おすすめメーカーを調べる【初心者向け】

マヌカハニーはニュージーランドとオーストラリア、どっちのもの?

マヌカハニーをインターネットで検索すると、ニュージーランド産のマヌカハニーだけでなく、オーストラリア産のマヌカハニーも出てきます。「マヌカ」という言葉自体がニュージーランドの先住民マオリ族のマオリ語なのに、いったいどうして? と思いますよね。

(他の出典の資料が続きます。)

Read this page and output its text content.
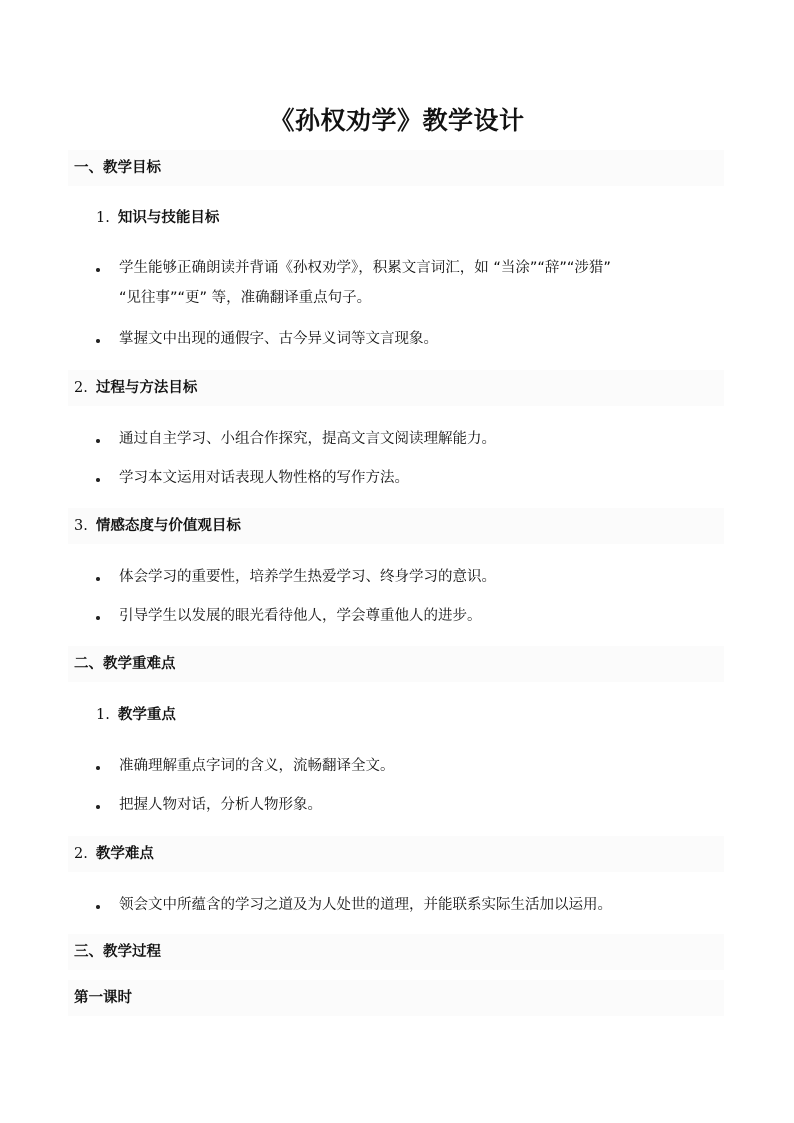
《孙权劝学》教学设计
一、教学目标
1. 知识与技能目标
学生能够正确朗读并背诵《孙权劝学》，积累文言词汇，如 “当涂”“辞”“涉猎”
“见往事”“更” 等，准确翻译重点句子。
掌握文中出现的通假字、古今异义词等文言现象。
2. 过程与方法目标
通过自主学习、小组合作探究，提高文言文阅读理解能力。
学习本文运用对话表现人物性格的写作方法。
3. 情感态度与价值观目标
体会学习的重要性，培养学生热爱学习、终身学习的意识。
引导学生以发展的眼光看待他人，学会尊重他人的进步。
二、教学重难点
1. 教学重点
准确理解重点字词的含义，流畅翻译全文。
把握人物对话，分析人物形象。
2. 教学难点
领会文中所蕴含的学习之道及为人处世的道理，并能联系实际生活加以运用。
三、教学过程
第一课时
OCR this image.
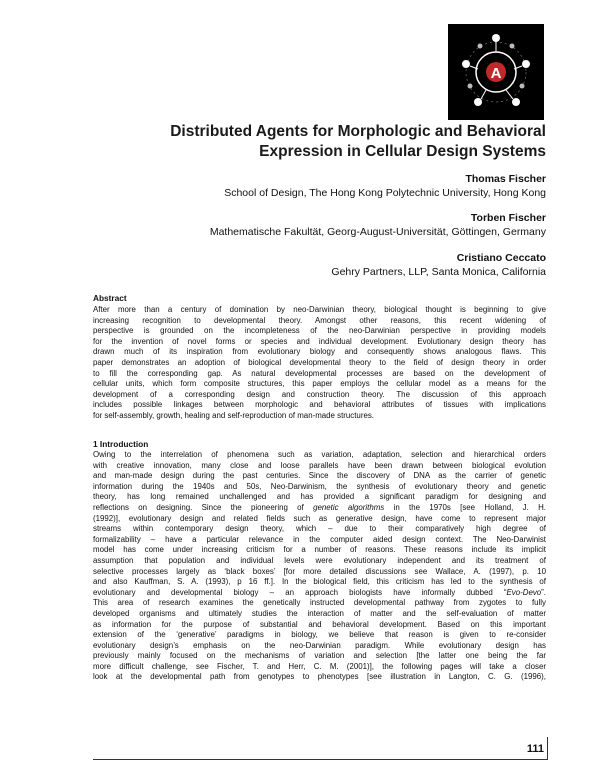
A
Distributed Agents for Morphologic and Behavioral
Expression in Cellular Design Systems
Thomas Fischer
School of Design, The Hong Kong Polytechnic University, Hong Kong
Torben Fischer
Mathematische Fakultät, Georg-August-Universität, Göttingen, Germany
Cristiano Ceccato
Gehry Partners, LLP, Santa Monica, California
Abstract
After more than a century of domination by neo-Darwinian theory, biological thought is beginning to give
increasing recognition to developmental theory. Amongst other reasons, this recent widening of
perspective is grounded on the incompleteness of the neo-Darwinian perspective in providing models
for the invention of novel forms or species and individual development. Evolutionary design theory has
drawn much of its inspiration from evolutionary biology and consequently shows analogous flaws. This
paper demonstrates an adoption of biological developmental theory to the field of design theory in order
to fill the corresponding gap. As natural developmental processes are based on the development of
cellular units, which form composite structures, this paper employs the cellular model as a means for the
development of a corresponding design and construction theory. The discussion of this approach
includes possible linkages between morphologic and behavioral attributes of tissues with implications
for self-assembly, growth, healing and self-reproduction of man-made structures.
1 Introduction
Owing to the interrelation of phenomena such as variation, adaptation, selection and hierarchical orders
with creative innovation, many close and loose parallels have been drawn between biological evolution
and man-made design during the past centuries. Since the discovery of DNA as the carrier of genetic
information during the 1940s and 50s, Neo-Darwinism, the synthesis of evolutionary theory and genetic
theory, has long remained unchallenged and has provided a significant paradigm for designing and
reflections on designing. Since the pioneering of genetic algorithms in the 1970s [see Holland, J. H.
(1992)], evolutionary design and related fields such as generative design, have come to represent major
streams within contemporary design theory, which – due to their comparatively high degree of
formalizability – have a particular relevance in the computer aided design context. The Neo-Darwinist
model has come under increasing criticism for a number of reasons. These reasons include its implicit
assumption that population and individual levels were evolutionary independent and its treatment of
selective processes largely as ‘black boxes’ [for more detailed discussions see Wallace, A. (1997), p. 10
and also Kauffman, S. A. (1993), p 16 ff.]. In the biological field, this criticism has led to the synthesis of
evolutionary and developmental biology – an approach biologists have informally dubbed “Evo-Devo”.
This area of research examines the genetically instructed developmental pathway from zygotes to fully
developed organisms and ultimately studies the interaction of matter and the self-evaluation of matter
as information for the purpose of substantial and behavioral development. Based on this important
extension of the ‘generative’ paradigms in biology, we believe that reason is given to re-consider
evolutionary design’s emphasis on the neo-Darwinian paradigm. While evolutionary design has
previously mainly focused on the mechanisms of variation and selection [the latter one being the far
more difficult challenge, see Fischer, T. and Herr, C. M. (2001)], the following pages will take a closer
look at the developmental path from genotypes to phenotypes [see illustration in Langton, C. G. (1996),
111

理由について深掘りすると、その歴史は大航海時代にさかのぼり、現在のマヌカハニーが生む経済利益とも複雑に絡み合っていました。

大航海時代に発見されたニュージーランド

キャプテン・クックの偉業

大航海時代中の1642年に、オランダ人の船長がニュージーランドを発見して事前調査員を送り込みました。しかし、マオリ族に殺害されたことで上陸をあきらめます。

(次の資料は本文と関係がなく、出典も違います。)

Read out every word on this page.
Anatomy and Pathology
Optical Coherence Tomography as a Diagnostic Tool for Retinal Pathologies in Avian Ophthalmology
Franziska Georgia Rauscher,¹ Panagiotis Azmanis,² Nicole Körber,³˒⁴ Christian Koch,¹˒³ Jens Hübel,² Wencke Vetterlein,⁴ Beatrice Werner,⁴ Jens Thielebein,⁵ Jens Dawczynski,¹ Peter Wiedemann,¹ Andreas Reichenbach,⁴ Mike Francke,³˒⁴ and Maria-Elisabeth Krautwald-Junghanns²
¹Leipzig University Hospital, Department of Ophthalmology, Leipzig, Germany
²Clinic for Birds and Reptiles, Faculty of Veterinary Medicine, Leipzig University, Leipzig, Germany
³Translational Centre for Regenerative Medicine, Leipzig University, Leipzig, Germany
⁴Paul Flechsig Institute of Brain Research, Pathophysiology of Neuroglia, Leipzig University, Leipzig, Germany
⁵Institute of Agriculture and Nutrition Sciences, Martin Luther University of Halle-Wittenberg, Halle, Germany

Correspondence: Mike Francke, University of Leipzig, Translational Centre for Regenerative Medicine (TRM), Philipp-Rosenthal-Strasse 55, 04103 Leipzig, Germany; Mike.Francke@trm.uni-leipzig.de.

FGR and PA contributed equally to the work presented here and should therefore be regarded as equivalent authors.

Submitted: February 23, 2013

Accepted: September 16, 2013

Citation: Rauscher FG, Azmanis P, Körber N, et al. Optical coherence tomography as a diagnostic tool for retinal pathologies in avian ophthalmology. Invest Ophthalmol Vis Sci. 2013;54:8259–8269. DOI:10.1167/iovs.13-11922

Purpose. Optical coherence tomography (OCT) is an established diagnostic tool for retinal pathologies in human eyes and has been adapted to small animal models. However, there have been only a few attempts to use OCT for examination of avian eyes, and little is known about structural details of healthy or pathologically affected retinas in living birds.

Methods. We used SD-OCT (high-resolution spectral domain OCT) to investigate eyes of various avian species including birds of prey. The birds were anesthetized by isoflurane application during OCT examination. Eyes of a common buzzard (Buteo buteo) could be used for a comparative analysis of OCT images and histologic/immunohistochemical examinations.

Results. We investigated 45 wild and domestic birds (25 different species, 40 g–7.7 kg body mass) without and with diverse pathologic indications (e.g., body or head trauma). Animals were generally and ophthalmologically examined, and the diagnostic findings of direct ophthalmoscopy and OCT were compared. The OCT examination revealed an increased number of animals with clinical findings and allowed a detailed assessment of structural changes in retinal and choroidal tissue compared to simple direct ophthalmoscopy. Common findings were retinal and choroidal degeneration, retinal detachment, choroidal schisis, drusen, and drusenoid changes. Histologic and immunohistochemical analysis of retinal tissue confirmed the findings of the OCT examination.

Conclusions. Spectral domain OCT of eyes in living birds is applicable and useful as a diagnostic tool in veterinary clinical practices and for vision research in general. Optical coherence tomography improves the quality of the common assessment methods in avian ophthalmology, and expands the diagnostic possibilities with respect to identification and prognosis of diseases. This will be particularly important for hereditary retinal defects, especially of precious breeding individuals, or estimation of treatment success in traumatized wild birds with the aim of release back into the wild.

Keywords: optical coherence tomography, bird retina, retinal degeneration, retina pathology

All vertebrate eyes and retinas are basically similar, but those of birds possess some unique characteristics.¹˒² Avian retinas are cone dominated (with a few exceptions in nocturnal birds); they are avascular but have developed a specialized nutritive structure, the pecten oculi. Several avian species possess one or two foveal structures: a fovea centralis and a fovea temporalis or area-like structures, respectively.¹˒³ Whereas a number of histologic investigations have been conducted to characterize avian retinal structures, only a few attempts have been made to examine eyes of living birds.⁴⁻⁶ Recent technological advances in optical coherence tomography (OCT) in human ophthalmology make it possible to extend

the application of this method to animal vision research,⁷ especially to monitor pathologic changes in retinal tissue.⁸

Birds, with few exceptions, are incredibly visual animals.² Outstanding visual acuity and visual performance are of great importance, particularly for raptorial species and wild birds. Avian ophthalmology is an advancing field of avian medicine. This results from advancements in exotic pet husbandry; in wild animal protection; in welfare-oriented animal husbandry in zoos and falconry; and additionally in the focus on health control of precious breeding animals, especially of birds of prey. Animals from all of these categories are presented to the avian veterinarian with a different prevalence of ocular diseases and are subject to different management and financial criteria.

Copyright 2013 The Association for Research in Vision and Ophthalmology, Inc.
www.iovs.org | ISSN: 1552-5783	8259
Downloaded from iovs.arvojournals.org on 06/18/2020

そして、1768年にイギリス海軍から指令を受け、ニュージーランドの地にヨーロッパ人として初めて上陸したのがキャプテン・クックという人物でした。キャプテン・クックはオランダ人船長の経験から学び、マオリ族との接触には十分な注意を払い、何度も粘り強く交渉を図ったそうです。

その後、上陸を果たして島を検索し、詳細な地図を作ったことで知られています。

MEMO
前述の偉業はさることながら、実はこのキャプテン・クックが有名になった理由は他にもあります。この時代は、過酷な航海の中で多くの船員が壊血病(ビタミンC欠乏症)などの病気で倒れ、亡くなってしまうケースが多いなか、船員をひとりも死なせることがなかったそうです。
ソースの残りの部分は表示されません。